Nous développons donc l'ATMEA comme une voie complémentaire, également par paliers. D'une façon générale, nous travaillons sur les nouveaux réacteurs avec EDF, pour développer de nouvelles technologies et être capables de proposer des configurations nouvelles tous les trois ou quatre ans. Cette démarche s'applique aussi bien à l'EPR qu'aux 1 000 MW. Comme je l'ai dit, elle consiste à développer des briques technologiques qui viendront améliorer les produits, et ce toujours en partenariat, que ce soit avec le Japon ou avec la Chine.

S'agissant de l'EPR, ce sont plus de 150 ingénieurs qui vont se consacrer à la seule amélioration du design à moyen et long termes. L'effort est comparable à celui consenti sur l'ATMEA, sachant que l'EPR est dans une situation très différente puisque nous pouvons bénéficier du retour d'expérience des plus de 1 000 autres ingénieurs aujourd'hui mobilisés sur les projets d'Olkiluoto, de Flamanville et de Taishan.

Pour bénéficier de la courbe d'expérience dont vous parliez tout à l'heure et pour gagner plus de 25 % sur le coût de l'EPR, il importe aussi de mieux exécuter à design identique – autrement dit, de ne pas refaire les mêmes erreurs que sur les premiers réacteurs. Nous pouvons d'ores et déjà observer des progrès quantitatifs entre Olkiluoto 3 et Taishan : le nombre d'heures d'ingénierie sur notre périmètre chaudière a baissé de 60 % ; nous avons gagné 50 % sur le temps de construction, 40 % sur les temps de fabrication et jusqu'à 65 % sur les délais d'approvisionnement, notamment grâce à l'effet de série constaté chez les fournisseurs et intégré par les autorités de sûreté. Voilà pour le deuxième axe d'amélioration de la compétitivité de l'EPR.

Le troisième a trait au financement. Il est intéressant de noter que, dans le cas de la Turquie, l'exigence de 2 % de taux de rentabilité interne peut représenter jusqu'à 25 % du coût du mégawattheure. Autrement dit, celui-ci, à EPR identique, n'est pas le même avec un financement finlandais à 5 %, un financement britannique à 10 % ou un financement à taux normal en France. C'est pourquoi EDF fait preuve de prudence en matière de chiffres. Il en va de même pour les énergies renouvelables, compte tenu du poids de l'investissement dans le coût du mégawattheure. Il faut donc toujours comparer à hypothèse de rentabilité identique. C'est pour cela que M. Machenaud a bien situé la problématique de l'EPR d'Hinkley Point dans le contexte compétitif britannique pour confirmer que, dans ce cadre, avec les mêmes coûts et les mêmes taux de rentabilité, le nucléaire est bien compétitif vis-à-vis des autres moyens de production comme il l'est dans d'autres pays.

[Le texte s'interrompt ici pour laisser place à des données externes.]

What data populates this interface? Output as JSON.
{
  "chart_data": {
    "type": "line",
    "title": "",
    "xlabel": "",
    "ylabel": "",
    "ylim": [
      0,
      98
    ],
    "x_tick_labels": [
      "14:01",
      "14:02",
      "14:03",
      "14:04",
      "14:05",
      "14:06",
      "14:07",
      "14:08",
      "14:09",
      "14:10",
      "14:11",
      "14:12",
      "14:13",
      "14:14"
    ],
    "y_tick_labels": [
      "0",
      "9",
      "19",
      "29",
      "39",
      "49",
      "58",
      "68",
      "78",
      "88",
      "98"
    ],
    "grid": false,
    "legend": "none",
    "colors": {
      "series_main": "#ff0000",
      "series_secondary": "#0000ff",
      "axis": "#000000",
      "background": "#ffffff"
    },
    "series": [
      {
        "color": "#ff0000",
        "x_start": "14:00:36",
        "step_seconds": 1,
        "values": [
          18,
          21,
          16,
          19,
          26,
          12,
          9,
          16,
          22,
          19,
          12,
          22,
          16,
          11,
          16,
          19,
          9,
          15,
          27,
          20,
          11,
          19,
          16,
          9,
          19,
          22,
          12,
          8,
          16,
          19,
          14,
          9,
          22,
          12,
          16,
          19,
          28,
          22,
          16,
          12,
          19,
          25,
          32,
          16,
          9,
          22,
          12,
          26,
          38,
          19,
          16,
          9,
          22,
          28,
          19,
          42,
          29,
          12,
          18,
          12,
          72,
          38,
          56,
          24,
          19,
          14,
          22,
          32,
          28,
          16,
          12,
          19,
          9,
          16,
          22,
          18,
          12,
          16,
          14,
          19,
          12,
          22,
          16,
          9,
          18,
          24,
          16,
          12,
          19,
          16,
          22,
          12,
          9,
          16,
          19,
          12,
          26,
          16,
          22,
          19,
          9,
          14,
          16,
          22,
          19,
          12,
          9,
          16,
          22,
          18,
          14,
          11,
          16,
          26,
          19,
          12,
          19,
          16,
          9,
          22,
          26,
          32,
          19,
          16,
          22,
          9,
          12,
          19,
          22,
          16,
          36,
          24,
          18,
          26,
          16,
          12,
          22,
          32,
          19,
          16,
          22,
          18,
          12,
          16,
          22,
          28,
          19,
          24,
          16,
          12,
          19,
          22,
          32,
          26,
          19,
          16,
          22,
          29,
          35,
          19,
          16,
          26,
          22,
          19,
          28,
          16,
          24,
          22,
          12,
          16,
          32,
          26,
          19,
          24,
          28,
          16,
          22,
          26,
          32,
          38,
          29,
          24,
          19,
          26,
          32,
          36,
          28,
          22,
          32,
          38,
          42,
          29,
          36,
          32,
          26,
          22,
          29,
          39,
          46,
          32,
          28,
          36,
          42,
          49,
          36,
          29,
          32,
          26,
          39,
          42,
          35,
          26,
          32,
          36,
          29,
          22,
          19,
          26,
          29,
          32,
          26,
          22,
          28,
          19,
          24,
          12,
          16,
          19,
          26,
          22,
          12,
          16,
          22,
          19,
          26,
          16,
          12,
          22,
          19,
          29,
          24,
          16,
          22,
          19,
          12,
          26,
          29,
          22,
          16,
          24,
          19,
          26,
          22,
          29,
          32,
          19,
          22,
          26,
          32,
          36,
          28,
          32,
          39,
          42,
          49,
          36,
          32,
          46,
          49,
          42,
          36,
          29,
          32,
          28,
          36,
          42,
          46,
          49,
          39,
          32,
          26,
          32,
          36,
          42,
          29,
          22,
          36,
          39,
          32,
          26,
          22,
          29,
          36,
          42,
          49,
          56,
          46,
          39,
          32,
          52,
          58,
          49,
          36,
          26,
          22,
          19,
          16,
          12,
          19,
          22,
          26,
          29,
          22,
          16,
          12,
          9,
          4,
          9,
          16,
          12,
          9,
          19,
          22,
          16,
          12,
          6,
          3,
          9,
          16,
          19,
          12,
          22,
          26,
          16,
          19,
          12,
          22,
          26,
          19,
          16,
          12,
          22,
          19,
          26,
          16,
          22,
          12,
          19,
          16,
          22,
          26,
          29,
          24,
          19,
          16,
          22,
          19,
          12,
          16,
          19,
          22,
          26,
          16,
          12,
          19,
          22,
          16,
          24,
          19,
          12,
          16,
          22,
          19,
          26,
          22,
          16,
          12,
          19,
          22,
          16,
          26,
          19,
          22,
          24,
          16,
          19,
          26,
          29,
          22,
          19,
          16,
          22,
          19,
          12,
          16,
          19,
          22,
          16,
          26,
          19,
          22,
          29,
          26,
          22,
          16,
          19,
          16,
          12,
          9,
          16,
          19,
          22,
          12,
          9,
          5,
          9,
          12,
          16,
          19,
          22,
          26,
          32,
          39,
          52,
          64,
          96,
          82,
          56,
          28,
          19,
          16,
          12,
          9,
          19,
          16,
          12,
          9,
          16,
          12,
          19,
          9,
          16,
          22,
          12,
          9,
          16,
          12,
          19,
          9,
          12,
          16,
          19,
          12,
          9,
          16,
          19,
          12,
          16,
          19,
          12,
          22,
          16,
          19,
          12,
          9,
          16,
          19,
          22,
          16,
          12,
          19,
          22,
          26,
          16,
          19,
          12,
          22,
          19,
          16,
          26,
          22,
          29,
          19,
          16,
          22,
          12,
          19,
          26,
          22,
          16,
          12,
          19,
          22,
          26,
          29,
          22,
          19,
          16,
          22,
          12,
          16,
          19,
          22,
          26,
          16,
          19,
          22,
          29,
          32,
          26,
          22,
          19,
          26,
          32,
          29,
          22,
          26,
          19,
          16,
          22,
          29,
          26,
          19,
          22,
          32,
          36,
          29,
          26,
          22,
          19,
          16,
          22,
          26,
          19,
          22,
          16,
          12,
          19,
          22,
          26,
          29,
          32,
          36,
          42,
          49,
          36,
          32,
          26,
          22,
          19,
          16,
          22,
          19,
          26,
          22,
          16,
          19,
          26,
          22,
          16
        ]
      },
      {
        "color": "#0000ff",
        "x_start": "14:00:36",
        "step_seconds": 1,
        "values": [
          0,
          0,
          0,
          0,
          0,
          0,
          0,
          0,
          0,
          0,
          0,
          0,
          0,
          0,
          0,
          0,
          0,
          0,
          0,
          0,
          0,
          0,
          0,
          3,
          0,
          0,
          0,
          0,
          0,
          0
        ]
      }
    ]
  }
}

Toujours s'agissant du financement, j'appelle votre attention sur le fait que nos concurrents étrangers bénéficient de financements à l'export dans lesquels les États – Russie, Japon, mais aussi États-Unis – sont prêteurs directs. Cela ne concerne d'ailleurs pas que le nucléaire, mais tous les grands contrats à l'export. Le système d'export français passe, lui, par les banques. Or celles-ci sont sous très forte contrainte de bilan. Aujourd'hui, nos financements ne sont pas compétitifs en Inde – et dans d'autres pays. Les États-Unis, le Japon ou la Russie proposent en effet des financements à 4 % ou 4,5 %, quand nous sommes plus proches de 6,5 % ou 7 %. Cela affecte fortement la compétitivité de nos offres.